【はじめに】

集中治療室では患者さん1人につき1台の生体情報モニタがつき、患者さんの生体情報を経時的にモニタリングしております。経時的なモニタリングを行うことで、患者さんの情報をリアルタイムで把握することができるのが最大のメリットといえます。

一般的に生体情報モニタでモニタリングされる項目を下記に示します。

  動脈圧(観血的)

  中心静脈圧

  肺動脈圧

  非観血的血圧(NIBP)

  心電図

  体温  など

上記に示した項目以外にもモニタリングできる項目はあります。

ビジレオモニタは、生体情報モニタとは別で患者さんの生体情報をモニタリングするために用いられています。モニタリングを行う項目は一般的な生体情報モニタとは異なります。

下記にビジレオモニタでモニタリングができる項目をまとめてみます。

   心拍出量(Cardiac Output:CO)

   心係数(Cardiac Index:CI)

   一回拍出量(Stroke Volume:SV)

   一回拍出量係数(Stroke Volume Index:SVI)

   一回拍出量変化(Stroke Volume Variation:SVV)

   体血管抵抗(Systemic Vascular Resistance:SVR)

   体血管抵抗係数(Systemic Vascular Resistance Index:SVRI)

   中心静脈酸素飽和度(Central Venous Oxygen Saturation:ScvO2)

   混合静脈血酸素飽和度(Mixed Venous Oxygen Saturation:SvO2)

 

【ビジレオモニタのセッティング】

   電源コードを接続し、本体の電源を入れる。

   セルフテストが行われ、通過を確認する。

   セルフテスト通過後に、性別、年齢、身長、体重を入力する。

   フロートラックケーブルを接続して、フロートラックセンサと接続する。

   中心静脈圧を外部入力する。

   ゼロ点校正をとる。

※セルフテスト通過後に身長や体重などの患者情報を入力するが画面になるがBSAは、機器の自動計算により入力される。

 

【ビジレオモニタの特徴】

   一般的な生体情報モニタでは、モニタリングできない項目のモニタリングが可能である。

   心拍出量、心係数、一回拍出量、一回拍出量係数、一回拍出量変化はフロートラックセンサを用いてモニタリングできる。

   体血管抵抗、体血管抵抗係数はフロートラックセンサに加え、中心静脈圧を外部入力することでモニタリングができる。

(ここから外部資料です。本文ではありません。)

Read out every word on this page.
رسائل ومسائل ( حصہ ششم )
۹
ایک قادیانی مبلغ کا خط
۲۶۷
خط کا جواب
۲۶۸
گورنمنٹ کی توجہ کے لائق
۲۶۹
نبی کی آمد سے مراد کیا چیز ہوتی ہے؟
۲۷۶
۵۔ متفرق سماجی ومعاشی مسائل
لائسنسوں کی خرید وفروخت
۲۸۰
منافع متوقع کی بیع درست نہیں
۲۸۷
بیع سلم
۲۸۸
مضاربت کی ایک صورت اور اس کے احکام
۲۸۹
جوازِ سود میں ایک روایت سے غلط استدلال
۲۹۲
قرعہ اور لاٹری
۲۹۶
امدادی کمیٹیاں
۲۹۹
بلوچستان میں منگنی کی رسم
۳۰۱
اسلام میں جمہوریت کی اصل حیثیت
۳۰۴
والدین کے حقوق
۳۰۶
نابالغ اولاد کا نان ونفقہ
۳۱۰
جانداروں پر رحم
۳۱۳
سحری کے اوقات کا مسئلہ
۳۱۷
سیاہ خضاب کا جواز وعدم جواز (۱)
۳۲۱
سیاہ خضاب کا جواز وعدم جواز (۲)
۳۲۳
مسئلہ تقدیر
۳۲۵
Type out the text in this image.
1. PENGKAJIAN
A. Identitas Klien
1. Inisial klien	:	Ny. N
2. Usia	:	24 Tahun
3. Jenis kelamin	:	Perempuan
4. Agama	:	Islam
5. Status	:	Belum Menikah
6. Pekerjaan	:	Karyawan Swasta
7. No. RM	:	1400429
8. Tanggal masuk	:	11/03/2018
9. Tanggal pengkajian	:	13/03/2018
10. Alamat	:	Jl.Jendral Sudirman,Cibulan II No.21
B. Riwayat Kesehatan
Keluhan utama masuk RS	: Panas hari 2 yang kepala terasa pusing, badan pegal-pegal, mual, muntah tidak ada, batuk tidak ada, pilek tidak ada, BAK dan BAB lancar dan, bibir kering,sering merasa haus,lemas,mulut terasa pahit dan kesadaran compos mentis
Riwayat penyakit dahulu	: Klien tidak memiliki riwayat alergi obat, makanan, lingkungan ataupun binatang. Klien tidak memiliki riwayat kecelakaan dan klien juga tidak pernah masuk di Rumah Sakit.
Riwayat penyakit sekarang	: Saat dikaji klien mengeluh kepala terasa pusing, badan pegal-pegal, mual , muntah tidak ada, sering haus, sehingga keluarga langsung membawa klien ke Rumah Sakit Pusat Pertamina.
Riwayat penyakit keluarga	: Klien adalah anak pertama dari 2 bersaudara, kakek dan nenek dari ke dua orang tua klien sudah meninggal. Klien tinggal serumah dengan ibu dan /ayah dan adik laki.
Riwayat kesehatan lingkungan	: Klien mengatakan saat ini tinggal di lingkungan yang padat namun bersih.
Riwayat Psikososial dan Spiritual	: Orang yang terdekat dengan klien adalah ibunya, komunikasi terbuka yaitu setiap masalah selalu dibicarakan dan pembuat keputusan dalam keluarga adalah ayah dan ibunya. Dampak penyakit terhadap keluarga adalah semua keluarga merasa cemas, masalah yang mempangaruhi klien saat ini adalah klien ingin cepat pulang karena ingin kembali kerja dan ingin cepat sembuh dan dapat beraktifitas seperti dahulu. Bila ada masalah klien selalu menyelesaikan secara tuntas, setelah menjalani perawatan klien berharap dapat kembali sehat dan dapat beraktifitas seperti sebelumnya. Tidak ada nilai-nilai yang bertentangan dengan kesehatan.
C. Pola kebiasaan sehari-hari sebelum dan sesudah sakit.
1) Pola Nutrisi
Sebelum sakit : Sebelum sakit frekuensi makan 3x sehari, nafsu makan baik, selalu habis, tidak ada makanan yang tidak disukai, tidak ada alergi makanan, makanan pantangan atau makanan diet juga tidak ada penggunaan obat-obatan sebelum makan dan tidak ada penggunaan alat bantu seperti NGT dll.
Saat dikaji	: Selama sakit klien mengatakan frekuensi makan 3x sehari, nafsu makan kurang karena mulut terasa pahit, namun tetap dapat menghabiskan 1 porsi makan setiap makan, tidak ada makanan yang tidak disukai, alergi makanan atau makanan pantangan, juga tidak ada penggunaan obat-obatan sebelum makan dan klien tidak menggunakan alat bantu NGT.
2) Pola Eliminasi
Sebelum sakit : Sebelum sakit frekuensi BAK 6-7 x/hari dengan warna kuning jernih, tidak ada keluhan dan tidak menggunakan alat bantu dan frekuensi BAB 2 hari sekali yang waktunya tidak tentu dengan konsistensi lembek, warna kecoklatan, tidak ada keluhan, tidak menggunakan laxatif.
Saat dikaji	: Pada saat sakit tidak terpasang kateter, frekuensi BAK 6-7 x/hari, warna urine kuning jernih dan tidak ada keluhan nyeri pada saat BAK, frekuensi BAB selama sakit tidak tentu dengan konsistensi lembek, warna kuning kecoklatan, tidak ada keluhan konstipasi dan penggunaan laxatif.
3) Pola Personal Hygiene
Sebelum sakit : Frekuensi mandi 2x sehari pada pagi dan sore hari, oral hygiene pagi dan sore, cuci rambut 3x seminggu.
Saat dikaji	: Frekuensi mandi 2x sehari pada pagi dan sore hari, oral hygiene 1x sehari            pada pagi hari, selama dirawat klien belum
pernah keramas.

   中心静脈酸素飽和度、混合静脈血酸素飽和度はオキシメトリーカテーテルを使用することでモニタリングができる。

 

【さいごに】

ビジレオモニタを使用する場合、フロートラックセンサを使用していることが絶対条件であると考えます。また中心静脈圧については外部入力になるため、入力が無ければ体血管抵抗と体血管抵抗係数は表示されません。

一般的な生体情報モニタでは、患者さんの体位を変更した場合などにゼロ点校正をとることはほとんどの施設で行われているでしょう。しかし、ビジレオモニタを使用している場合、ビジレオモニタでもゼロ点校正が必要となります。私の勤める病院ではビジレオモニタのゼロ点校正が忘れがちになっています。